L’histoire de l’art comme savoir oral. Penser un nouveau paradigme, inventer des protocoles.

Depuis les années 1980, l’oral history s’est considérablement développée dans le champ des sciences humaines et l’histoire de l’art n’y a pas échappé. Fonctionnant sur le principe d’entretiens oraux, cette histoire orale a cependant laissé hors de son champ de considération la production déjà existante de contenus – cours, conférences, entretiens, interviews, etc. – relevant de l’activité scientifique et ayant fait l’objet d’un enregistrement sonore ou audiovisuel.
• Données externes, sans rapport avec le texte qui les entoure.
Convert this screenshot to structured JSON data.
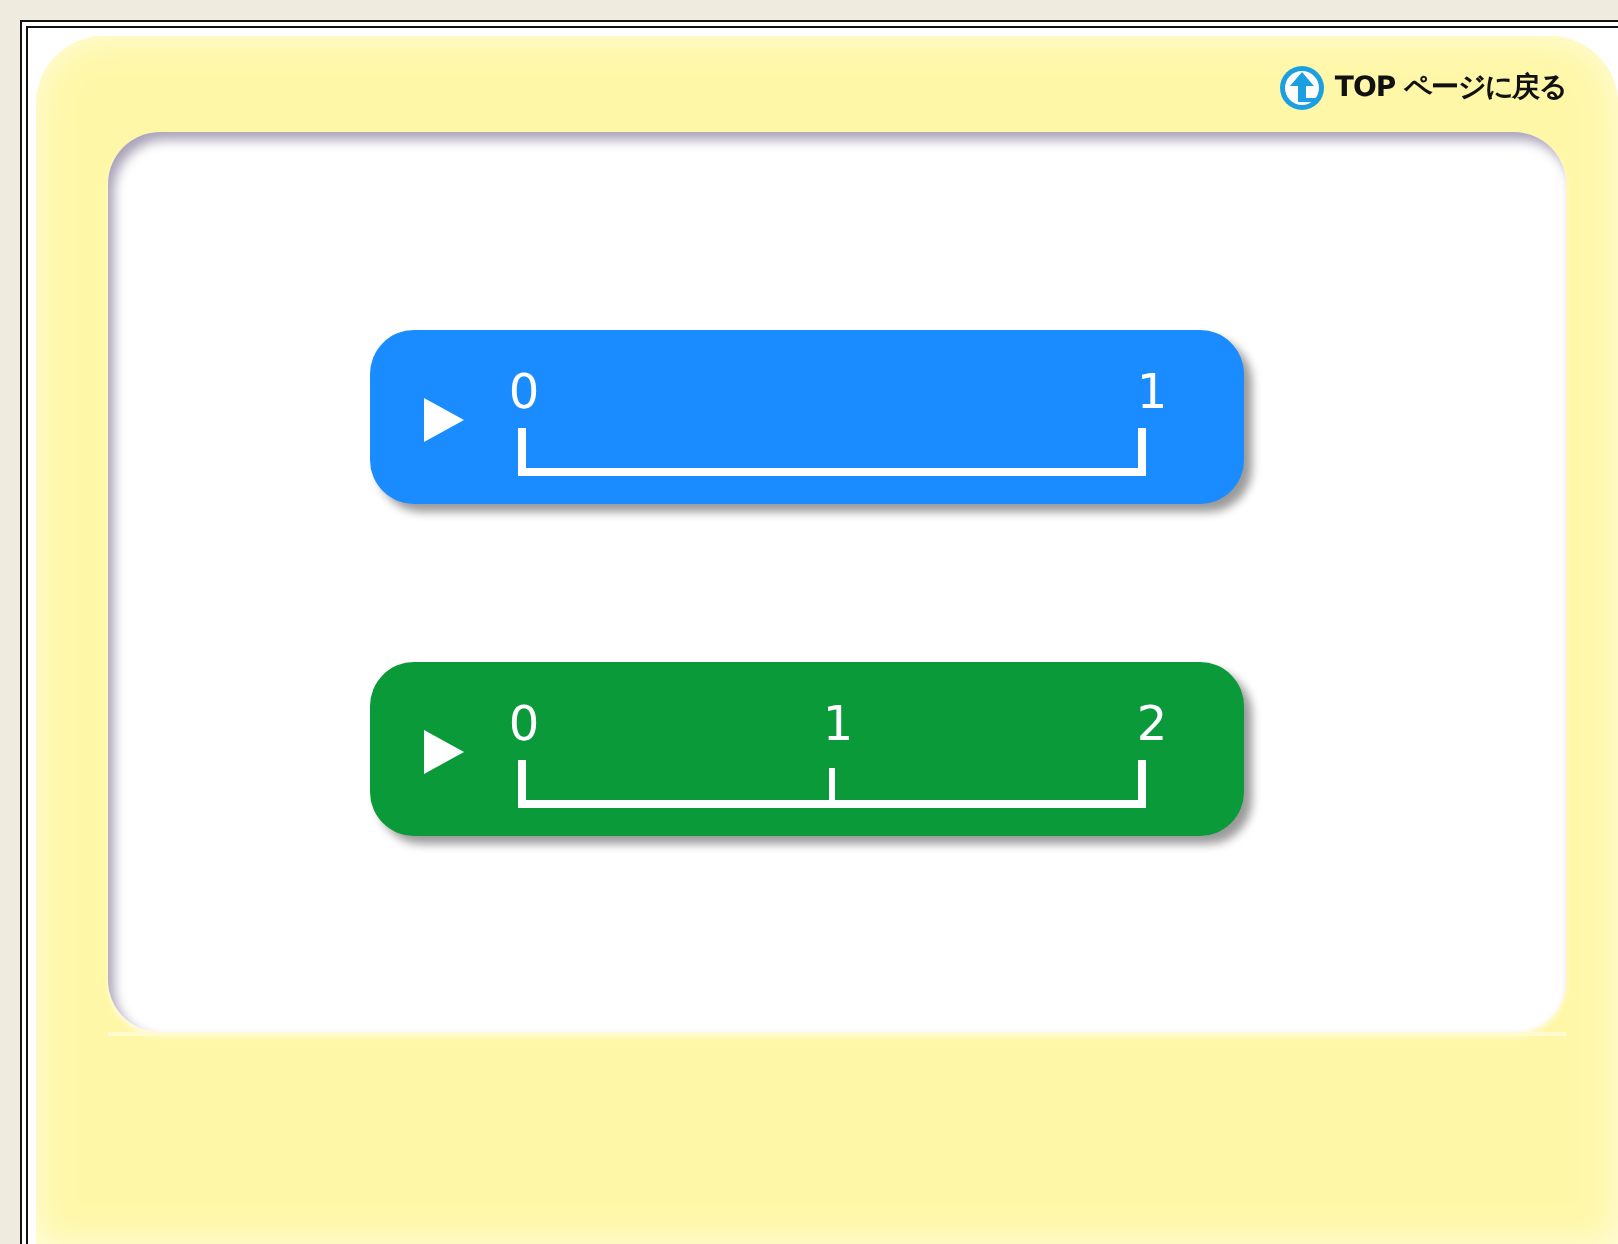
{
  "top_link": {
    "label": "TOP ページに戻る"
  },
  "number_lines": [
    {
      "color": "#1a8cff",
      "ticks": [
        "0",
        "1"
      ]
    },
    {
      "color": "#0a9a3a",
      "ticks": [
        "0",
        "1",
        "2"
      ]
    }
  ]
}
Rarement considérés pour leurs valeurs mémorielles et intellectuelles contrairement à leurs indispensables pendants écrits, ces matériaux oraux sont d’un intérêt épistémologique majeur. Ils soulèvent de plus, à l’heure de la massification des usages du numérique et de la multiplication des canaux de diffusion, des enjeux cruciaux pour l’histoire de l’art en tant que discipline « citoyenne » et levier indispensable de la transmission artistique et culturelle.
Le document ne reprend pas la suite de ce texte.